Quant au parallèle des circonstances de Napoléon et de Murat, celui de leur débarquement respectif en France et sur le territoire de Naples, il n’en saurait exister aucun, disait l’Empereur : Murat n’avait d’autre bon argument dans sa cause que le succès, et il était purement chimérique au moment où et de la manière dont il l’a entrepris. J’étais l’élu d’un peuple, j’étais le légitime dans leurs doctrines nouvelles ; mais Murat n’était point Napolitain ; les Napolitains n’avaient jamais élu Murat ; était-il à croire qu’il pût exciter parmi eux un bien vif intérêt ? aussi sa proclamation est-elle tout à fait fausse et vide de choses. Ferdinand de Naples devait et pouvait ne le présenter que comme un fauteur d’insurrection ; c’est ce qu’il a fait, et il l’a traité en conséquence.

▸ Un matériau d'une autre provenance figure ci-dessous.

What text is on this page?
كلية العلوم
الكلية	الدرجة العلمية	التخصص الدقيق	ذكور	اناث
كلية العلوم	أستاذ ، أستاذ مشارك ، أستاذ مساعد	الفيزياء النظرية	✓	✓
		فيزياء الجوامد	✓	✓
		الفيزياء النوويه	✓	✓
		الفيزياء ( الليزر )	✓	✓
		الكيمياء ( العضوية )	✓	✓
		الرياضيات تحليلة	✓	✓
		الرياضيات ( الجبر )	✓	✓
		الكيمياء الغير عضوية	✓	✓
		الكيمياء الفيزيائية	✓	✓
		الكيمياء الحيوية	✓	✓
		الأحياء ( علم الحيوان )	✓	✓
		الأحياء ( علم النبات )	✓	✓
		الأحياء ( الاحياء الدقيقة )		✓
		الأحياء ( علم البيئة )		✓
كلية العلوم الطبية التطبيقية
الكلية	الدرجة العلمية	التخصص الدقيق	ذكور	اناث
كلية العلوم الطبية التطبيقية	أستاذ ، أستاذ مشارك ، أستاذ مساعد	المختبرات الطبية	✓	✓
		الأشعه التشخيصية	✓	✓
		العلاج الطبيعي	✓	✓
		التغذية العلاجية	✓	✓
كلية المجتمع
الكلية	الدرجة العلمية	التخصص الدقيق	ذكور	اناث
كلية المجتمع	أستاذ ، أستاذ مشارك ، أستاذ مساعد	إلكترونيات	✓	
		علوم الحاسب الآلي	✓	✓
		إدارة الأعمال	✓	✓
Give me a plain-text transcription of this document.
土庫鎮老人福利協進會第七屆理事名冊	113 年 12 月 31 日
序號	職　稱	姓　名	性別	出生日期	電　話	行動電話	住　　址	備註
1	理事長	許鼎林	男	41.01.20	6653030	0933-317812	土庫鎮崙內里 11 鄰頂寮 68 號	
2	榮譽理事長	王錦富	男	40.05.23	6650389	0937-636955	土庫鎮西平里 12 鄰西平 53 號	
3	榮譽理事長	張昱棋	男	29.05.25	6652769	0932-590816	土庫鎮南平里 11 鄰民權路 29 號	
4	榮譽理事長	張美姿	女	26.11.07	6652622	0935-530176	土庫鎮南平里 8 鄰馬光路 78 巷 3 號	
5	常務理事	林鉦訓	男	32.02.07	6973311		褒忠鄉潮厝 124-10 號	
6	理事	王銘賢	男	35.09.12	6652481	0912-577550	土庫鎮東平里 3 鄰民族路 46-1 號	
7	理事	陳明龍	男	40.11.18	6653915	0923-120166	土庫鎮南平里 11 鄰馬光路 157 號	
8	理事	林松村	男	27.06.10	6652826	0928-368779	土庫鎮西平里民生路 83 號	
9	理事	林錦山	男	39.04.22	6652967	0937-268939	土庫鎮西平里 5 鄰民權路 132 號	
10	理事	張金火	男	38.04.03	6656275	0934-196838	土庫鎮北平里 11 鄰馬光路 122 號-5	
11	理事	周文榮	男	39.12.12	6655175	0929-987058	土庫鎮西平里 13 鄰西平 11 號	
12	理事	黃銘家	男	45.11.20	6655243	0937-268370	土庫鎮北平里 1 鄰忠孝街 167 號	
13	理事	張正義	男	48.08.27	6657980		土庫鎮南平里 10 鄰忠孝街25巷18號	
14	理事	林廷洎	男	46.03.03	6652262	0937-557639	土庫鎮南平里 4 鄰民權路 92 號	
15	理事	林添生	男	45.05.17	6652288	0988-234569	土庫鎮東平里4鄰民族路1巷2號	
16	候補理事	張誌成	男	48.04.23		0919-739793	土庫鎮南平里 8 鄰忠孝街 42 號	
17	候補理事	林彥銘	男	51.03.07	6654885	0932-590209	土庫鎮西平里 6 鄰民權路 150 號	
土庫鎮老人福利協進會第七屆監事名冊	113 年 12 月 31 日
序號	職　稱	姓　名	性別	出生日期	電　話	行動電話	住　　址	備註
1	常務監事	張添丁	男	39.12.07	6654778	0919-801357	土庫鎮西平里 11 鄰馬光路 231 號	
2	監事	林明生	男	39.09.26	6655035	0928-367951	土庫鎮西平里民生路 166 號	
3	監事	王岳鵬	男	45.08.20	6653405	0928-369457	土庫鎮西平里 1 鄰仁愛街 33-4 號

Quelle différence avec moi ! continuait Napoléon. Avant mon arrivée, toute la France était déjà pleine d’un même sentiment. Je débarque, et ma proclamation n’est pleine que de ce même sentiment : chacun y lit ce qu’il a dans le cœur. La France était mécontente, j’étais sa ressource ; les maux et le remède furent aussitôt en harmonie : voilà toute la clef de ce mouvement électrique, sans exemple dans l’histoire. Il prit sa source uniquement dans la nature des choses ; il n’y eut point de conspiration, et l’élan fut général ; pas une parole ne fut portée, et tout le monde s’entendit. Les populations entières se précipitaient sur le passage du libérateur. Le premier bataillon que j’enlevai de ma personne me valut aussitôt la totalité de l’armée. Je me trouvai porté jusqu’à Paris ; le gouvernement existant, tous ses agents disparurent sans efforts, comme les nuages se dissipent à la vue du soleil. Et encore eussé-je succombé, terminait l’Empereur, encore fussé-je tombé dans les mains de mes ennemis, je n’étais pas purement un chef d’insurrection ; j’étais un souverain reconnu de toute l’Europe ; j’avais mon titre, ma bannière, mes troupes ; je venais faire la guerre à mon ennemi. »


Porlier, Ferdinand – Tableaux de l’Atlas.


Vendredi 9.

Dans des gazettes que je traduisais à l’Empereur, j’ai trouvé l’histoire de Porlier : c’était un des chefs les plus remarquables des fameuses guérillas. Il venait d’essayer d’en appeler à la nation contre la tyrannie de Ferdinand ; mais il avait échoué, avait été pris et pendu.